Instabilidade econômica
Construção Sustentável em alta em tempos de crise

Sistemas que garantem menor consumo e maior autonomia no fornecimento de água em edificações estão cada vez mais em alta no país, mesmo com instabilidade econômica

Os projetos sustentáveis deixaram de ser uma novidade apenas para os empreendimentos de altíssimo padrão e passaram a permear todo o mercado da construção civil, alcançando edifícios residenciais, galpões logísticos, shopping centers, lajes de escritório, hospitais, arenas esportivas, dentre outros. A avaliação é do membro do Comitê Diretor e Gerente da Unidade de Sustentabilidade do CTE (Centro de Tecnologia de Edificações), Wagner Oliveira.

 

Sustentabilidade
Wagner Oliveira, do CTE –
Divulgação

“A instabilidade econômica afetou todo o mercado da construção, reduzindo significativamente o número de novas obras. No entanto, a construção sustentável não foi afetada e a demanda por edificações com melhor desempenho e mais sustentáveis tem crescido. Prova disso é que, em 2016, 192 empreendimentos brasileiros foram registrados no USGBC (U.S. Green Building Council) em busca da certificação, o maior número de registrados desde 2012, quando ocorreu o boom do mercado da construção”, afirma.

 

Para Oliveira, embora aplicadas de acordo com as características de cada projeto, atualmente há uma tendência para a utilização de alternativas sustentáveis que visam o desempenho no uso de água e energia, além da utilização de energias renováveis. A ideia é implantar sistemas que garantem menor consumo e maior autonomia no fornecimento frente a possível escassez de água, o que os torna também não só mais sustentáveis, mas também resilientes às iminentes mudanças climáticas.

 

Ele destaca que, neste contexto, cresce a adoção de geração de energia renovável nas próprias edificações ou em outras localidades. “Os sistemas de geração de energia solar fotovoltaica tiveram seus custos reduzidos em mais 40% no último ano, o que o torna cada vez mais viável a sua implantação. Este cenário de crescimento abre espaço também para a próxima tendência de edificações sustentáveis, os chamados edifícios Net Zero, que serão capazes de gerar toda a energia necessária para seu funcionamento durante o ano todo”, observa.

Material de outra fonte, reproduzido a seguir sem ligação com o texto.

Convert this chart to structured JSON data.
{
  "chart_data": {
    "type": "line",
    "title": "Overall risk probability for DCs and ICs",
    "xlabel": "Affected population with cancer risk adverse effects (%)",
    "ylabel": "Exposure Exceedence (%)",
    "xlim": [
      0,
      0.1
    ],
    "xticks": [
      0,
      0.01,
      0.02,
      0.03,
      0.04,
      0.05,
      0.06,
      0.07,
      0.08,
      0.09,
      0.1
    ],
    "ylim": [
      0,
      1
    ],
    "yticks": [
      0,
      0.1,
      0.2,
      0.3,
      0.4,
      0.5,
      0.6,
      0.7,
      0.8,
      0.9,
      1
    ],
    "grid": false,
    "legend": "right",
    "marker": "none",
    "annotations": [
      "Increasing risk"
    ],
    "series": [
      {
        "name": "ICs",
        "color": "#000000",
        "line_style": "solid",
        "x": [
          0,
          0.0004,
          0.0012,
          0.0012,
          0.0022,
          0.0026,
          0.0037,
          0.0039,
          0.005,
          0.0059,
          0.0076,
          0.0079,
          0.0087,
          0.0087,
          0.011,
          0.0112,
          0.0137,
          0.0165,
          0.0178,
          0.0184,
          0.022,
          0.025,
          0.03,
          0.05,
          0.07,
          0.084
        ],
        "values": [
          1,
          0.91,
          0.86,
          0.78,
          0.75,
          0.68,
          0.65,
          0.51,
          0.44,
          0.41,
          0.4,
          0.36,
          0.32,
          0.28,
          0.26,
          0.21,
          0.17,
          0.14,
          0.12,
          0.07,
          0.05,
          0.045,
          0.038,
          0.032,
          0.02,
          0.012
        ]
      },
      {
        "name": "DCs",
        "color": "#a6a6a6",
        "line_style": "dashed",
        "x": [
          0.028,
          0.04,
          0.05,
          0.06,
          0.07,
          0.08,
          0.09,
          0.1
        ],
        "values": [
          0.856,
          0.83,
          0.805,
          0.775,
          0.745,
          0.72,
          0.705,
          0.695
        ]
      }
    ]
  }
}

Atualmente o Brasil é um dos líderes em edificações sustentáveis no mundo, despontando como o 4º país com maior quantidade de projetos certificados ou em processo de certificação LEED, o referencial mais aplicado em todo o mundo. Por isso, este ano, o tema sustentabilidade na construção civil ganha mais espaço e será abordado em um painel coordenado pelo Centro de Tecnologia de Edificações (CTE) durante o Concrete Show South America, que acontece de 23 a 25 de agosto, em São Paulo/SP.

Instabilidade econômica

“Mesmo como este cenário de instabilidade econômica, o potencial é ainda enorme, pois a aplicação ainda pode ser expandida para os mercados de edificações residenciais, hotelaria, industriais, logísticos, que ainda apresentam uma baixa penetração quando o assunto é sustentabilidade. Este crescimento poderia ser impulsionado por políticas públicas, com o IPTU verde sendo adotado, por exemplo, e outras que estão já andamento em alguns estados brasileiros”, afirma Oliveira.

O gerente da Unidade de Sustentabilidade do CTE, aponta ainda que o fato do projetos e obras serem executados com prazos mais realistas é positivo para a situação econômica atual, uma vez que permite um planejamento e avaliação mais criteriosa das estratégias de sustentabilidade já durante a etapa de concepção do projeto, o que reflete em menor custo e alcance de melhores resultados no desempenho.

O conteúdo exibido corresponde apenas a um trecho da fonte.